State Water Resources Research Institute Program
Project ID: 2009UT130B
Title: Increasing Data Accuracy, Reliability, Accessibility, and Understandability to Improve Basin-Wide Water Resources Decision Making
Project Type: Research
Start Date: 3/01/2009
End Date: 2/28/2010
Congressional District: UT1
Focus Categories: Education, Management and Planning, Water Quantity
Keywords: Flow Measurement, Instrumentation and Telemetry Systems
Principal Investigators: Tullis, Blake P.; Barfuss, Steven L.; McKee, Mac (Utah State University); Merkley, Gary P.
Federal Funds: $ 32,486
Non-Federal Matching Funds: $ 54,959
Abstract: To effectively manage any resource, the ability to quantify that resource, accurately distribute it, and evaluate impact or productivity is essential. Water resources are no different. Most irrigation companies and water users groups have the infrastructure in place to measure and report flow rates in canals and rivers (typically downstream of storage reservoirs). In some cases, however, weir calibrations can be inaccurate due to an incorrect reference datum, effective shorting of weir heights due to upstream sedimentation or other maintenance issues. Other issues may be due to that fact that those who perform periodic field calibrations do not understand operational procedures for the measurement equipment or they do not have access to or the ability to update the head-discharge relationships in the computer that logs the data. In other cases, telemetry systems may transmit inaccurate data or no data at all if the batteries providing power to the system are sufficiently depleted of charge. In short, in addition to having a data collection and transmission system in place, a minimum amount of maintenance, and education of users is required to insure the accuracy of the data.

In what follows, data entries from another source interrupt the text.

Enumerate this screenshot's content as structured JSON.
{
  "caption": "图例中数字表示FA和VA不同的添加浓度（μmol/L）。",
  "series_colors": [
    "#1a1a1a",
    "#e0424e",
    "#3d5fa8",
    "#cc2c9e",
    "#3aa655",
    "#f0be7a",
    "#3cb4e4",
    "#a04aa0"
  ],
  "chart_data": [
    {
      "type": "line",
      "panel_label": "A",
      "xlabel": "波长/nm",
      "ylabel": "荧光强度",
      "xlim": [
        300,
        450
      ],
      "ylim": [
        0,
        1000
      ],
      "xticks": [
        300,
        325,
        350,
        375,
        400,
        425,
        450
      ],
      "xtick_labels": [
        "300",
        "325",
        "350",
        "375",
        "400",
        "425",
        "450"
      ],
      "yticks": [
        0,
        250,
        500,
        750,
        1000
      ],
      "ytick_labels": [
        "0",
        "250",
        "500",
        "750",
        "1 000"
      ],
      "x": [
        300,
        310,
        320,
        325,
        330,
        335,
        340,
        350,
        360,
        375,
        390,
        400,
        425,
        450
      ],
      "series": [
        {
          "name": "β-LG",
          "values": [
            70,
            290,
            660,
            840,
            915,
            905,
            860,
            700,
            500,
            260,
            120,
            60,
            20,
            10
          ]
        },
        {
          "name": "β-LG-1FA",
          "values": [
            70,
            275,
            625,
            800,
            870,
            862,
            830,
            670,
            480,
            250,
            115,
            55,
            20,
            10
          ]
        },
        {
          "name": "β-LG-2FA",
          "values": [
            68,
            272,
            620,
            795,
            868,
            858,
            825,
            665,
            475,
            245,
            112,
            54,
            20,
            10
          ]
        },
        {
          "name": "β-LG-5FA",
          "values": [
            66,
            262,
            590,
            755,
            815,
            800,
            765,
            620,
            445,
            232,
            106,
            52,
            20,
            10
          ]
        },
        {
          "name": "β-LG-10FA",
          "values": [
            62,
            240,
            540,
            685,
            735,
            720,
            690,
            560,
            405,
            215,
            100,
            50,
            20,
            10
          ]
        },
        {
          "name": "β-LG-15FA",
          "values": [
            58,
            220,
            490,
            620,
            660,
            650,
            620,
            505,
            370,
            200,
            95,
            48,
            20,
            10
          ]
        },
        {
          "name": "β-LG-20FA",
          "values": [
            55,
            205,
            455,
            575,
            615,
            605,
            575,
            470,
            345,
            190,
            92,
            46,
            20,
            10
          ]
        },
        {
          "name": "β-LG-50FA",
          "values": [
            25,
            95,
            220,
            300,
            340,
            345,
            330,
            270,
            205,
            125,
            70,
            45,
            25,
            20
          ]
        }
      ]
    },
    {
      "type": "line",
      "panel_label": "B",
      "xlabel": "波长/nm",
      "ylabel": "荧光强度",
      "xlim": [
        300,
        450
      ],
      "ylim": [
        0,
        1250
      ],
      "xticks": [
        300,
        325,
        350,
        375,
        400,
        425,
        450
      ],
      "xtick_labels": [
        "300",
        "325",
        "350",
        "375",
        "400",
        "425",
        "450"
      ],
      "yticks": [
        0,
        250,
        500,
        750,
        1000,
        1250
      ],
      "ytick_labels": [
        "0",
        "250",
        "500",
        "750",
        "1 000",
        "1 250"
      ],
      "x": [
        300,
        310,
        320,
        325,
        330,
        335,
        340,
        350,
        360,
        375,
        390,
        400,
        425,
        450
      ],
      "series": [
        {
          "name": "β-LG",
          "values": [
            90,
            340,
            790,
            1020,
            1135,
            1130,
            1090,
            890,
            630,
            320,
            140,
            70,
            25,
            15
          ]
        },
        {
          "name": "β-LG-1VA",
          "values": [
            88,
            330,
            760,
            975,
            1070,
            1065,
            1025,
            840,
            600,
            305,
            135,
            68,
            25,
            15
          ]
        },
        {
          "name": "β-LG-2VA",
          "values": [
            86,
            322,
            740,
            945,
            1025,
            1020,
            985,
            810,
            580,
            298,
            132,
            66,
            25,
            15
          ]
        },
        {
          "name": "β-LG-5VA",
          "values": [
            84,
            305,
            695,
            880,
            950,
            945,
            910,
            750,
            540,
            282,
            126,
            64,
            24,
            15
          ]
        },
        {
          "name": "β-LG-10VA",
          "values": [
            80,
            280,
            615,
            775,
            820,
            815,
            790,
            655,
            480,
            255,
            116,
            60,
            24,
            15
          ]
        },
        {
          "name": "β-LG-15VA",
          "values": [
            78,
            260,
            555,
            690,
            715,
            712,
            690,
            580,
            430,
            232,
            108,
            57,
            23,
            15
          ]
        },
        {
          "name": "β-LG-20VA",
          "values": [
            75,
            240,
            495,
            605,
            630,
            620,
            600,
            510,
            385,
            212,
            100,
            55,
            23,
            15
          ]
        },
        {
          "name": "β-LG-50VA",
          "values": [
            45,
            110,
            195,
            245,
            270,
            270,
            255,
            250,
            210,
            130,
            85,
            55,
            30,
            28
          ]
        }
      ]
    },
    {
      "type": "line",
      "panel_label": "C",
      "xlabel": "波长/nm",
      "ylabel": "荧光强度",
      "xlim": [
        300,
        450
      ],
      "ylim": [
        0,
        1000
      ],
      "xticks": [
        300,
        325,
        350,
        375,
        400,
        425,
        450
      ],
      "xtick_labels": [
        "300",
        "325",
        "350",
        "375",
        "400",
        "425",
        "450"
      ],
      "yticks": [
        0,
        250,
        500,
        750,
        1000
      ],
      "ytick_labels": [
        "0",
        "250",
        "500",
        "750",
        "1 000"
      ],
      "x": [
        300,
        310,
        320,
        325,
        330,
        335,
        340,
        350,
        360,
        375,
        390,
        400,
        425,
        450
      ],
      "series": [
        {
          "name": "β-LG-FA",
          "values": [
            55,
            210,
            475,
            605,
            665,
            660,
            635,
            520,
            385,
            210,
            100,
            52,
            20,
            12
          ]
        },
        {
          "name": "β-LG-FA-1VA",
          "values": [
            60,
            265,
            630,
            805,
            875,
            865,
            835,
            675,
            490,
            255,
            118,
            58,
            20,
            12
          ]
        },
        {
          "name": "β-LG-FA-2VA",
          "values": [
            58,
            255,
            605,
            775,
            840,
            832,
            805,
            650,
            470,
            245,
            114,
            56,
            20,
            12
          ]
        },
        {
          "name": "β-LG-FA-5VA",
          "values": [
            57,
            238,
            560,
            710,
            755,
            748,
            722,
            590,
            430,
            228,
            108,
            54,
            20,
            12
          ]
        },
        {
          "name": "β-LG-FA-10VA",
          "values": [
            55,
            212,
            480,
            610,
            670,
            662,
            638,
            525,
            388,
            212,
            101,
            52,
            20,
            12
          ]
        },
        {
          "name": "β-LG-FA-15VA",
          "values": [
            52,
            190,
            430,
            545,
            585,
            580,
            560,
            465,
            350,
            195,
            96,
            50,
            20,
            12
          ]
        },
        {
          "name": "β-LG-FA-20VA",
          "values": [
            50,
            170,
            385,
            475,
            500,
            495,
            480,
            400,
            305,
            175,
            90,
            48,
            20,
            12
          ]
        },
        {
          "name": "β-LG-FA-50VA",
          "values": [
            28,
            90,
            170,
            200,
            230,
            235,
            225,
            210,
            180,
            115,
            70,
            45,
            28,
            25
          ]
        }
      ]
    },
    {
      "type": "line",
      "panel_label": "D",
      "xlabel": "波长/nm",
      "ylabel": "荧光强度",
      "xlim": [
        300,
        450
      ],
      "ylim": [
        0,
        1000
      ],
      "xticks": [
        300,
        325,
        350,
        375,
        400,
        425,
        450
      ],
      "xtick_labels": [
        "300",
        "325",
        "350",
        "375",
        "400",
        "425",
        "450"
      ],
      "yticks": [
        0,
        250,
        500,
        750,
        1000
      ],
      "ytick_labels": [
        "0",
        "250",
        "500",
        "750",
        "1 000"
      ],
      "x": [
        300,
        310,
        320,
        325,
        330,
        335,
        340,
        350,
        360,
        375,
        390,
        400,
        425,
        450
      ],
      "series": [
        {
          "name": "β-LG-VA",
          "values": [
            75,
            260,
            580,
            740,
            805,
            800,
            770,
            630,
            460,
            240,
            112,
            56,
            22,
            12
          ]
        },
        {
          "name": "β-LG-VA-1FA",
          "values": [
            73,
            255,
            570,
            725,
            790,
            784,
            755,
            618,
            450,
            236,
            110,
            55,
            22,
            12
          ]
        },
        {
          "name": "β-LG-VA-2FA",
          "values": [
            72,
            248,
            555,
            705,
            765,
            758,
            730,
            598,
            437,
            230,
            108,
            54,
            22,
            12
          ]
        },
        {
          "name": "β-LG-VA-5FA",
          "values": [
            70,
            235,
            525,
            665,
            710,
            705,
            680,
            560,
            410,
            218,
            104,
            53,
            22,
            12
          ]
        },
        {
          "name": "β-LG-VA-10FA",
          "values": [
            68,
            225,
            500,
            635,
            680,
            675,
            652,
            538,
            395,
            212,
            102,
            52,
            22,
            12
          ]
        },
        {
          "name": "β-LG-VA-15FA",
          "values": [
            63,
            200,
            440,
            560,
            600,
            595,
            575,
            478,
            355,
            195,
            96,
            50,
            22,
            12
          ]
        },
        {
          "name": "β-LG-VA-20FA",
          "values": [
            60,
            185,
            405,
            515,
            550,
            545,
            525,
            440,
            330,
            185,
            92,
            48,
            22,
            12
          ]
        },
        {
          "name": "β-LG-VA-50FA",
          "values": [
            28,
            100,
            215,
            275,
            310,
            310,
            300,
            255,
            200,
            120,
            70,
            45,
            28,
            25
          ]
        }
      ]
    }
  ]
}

With an accurate flow measurement/distribution system in place, additional information such as local soil-moisture content and evapo-transpiration rates can further assist in determining appropriate water application rates and frequencies. The process of correlating water demand, supply, and productivity (total crop yield, crop yield per unit of applied water, crop quality, and others) are essential for maximizing our water resource potential.
With USGS 104B and Utah Water Research Laboratory funding, the flow measurement structures of one distribution system in Northern Utah (Summit Creek Distribution System, Smithfield, UT) were evaluated. The flow measurement problems found included a submerged flume, improperly located staff gages, out-of-level flume structures, and poor approach flow conditions. Where appropriate, staff gage positions were adjusted, field calibrations were provided, recommendations were made to install a removable weir in the flume that operates under submerged conditions for measuring base flow conditions, and the data reporting system was automated using telemetry, making the real-time data available online. The water manager (water master) was included in the problem discovery and solution process.
If granted the USGS 104B funding for 2009, additional water distribution systems will be inspected and evaluated for flow measurement problems. Where possible, we will help the water manager in solving the flow measurement deficiencies, provide field calibration data, and automate the data reporting system via telemetry. The State of Utah will assist with the telemetry portion of the project.